Guillaume Musso, jeden z najbardziej poczytnych francuskich autorów, w swojej najnowszej powieści „Ktoś inny” ponownie zabiera nas w świat pełen intryg, tajemnic i złożonych relacji międzyludzkich. Tym razem opowiada historię Oriany Di Pietro, włoskiej dziedziczki i wydawczyni, która zostaje znaleziona pobita i nieprzytomna na swoim jachcie. Po dziesięciu dniach umiera w szpitalu, nie odzyskawszy przytomności, co staje się początkiem śledztwa, w które zaangażowani są nie tylko policja, ale także osoby z najbliższego otoczenia Oriany.
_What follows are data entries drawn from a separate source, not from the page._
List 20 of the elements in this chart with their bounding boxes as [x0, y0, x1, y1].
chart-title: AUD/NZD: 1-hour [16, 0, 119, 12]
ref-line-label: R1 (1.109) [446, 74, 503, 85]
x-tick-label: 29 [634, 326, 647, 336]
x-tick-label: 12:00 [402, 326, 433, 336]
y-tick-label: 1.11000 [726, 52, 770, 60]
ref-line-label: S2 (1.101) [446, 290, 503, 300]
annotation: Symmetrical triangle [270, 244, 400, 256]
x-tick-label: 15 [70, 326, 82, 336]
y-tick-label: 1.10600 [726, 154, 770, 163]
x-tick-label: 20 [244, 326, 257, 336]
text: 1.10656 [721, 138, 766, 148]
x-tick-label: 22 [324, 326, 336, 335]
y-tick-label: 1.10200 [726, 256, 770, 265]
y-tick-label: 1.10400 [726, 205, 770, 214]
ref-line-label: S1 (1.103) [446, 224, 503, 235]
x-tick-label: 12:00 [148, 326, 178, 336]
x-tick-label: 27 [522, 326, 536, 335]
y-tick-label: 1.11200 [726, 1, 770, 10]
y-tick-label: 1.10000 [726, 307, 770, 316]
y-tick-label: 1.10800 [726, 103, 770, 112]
Musso oddaje głos czterem postaciom – mężowi ofiary Adrienowi, młodej kochance Adèle, policjantce Justine oraz samej Orianie, która relacjonuje ostatnie tygodnie swojego życia. Każda z tych postaci wnosi do historii coś nowego, rzucając światło na tajemnicze wydarzenia z różnych perspektyw. Ten wielogłosowy sposób narracji jest jednym z największych atutów powieści, umożliwiając czytelnikowi stopniowe odkrywanie prawdy.

Choć „Ktoś inny” nie jest tak intrygującą powieścią, jak niektóre wcześniejsze dzieła Musso, i momentami można przewidzieć bieg wydarzeń, autor nie rezygnuje z zaskakującego finału, który potrafi wstrząsnąć nawet doświadczonym czytelnikiem. Jego umiejętność budowania napięcia i kreowania atmosfery tajemnicy sprawia, że książkę czyta się z prawdziwą przyjemnością.

Podsumowując, choć „Ktoś inny” może nie dorównuje największym bestsellerom autora, to nadal jest solidną powieścią, która spełni oczekiwania jego fanów. To krótka, lecz emocjonująca lektura, która przypomina, dlaczego Musso jest mistrzem w swoim gatunku.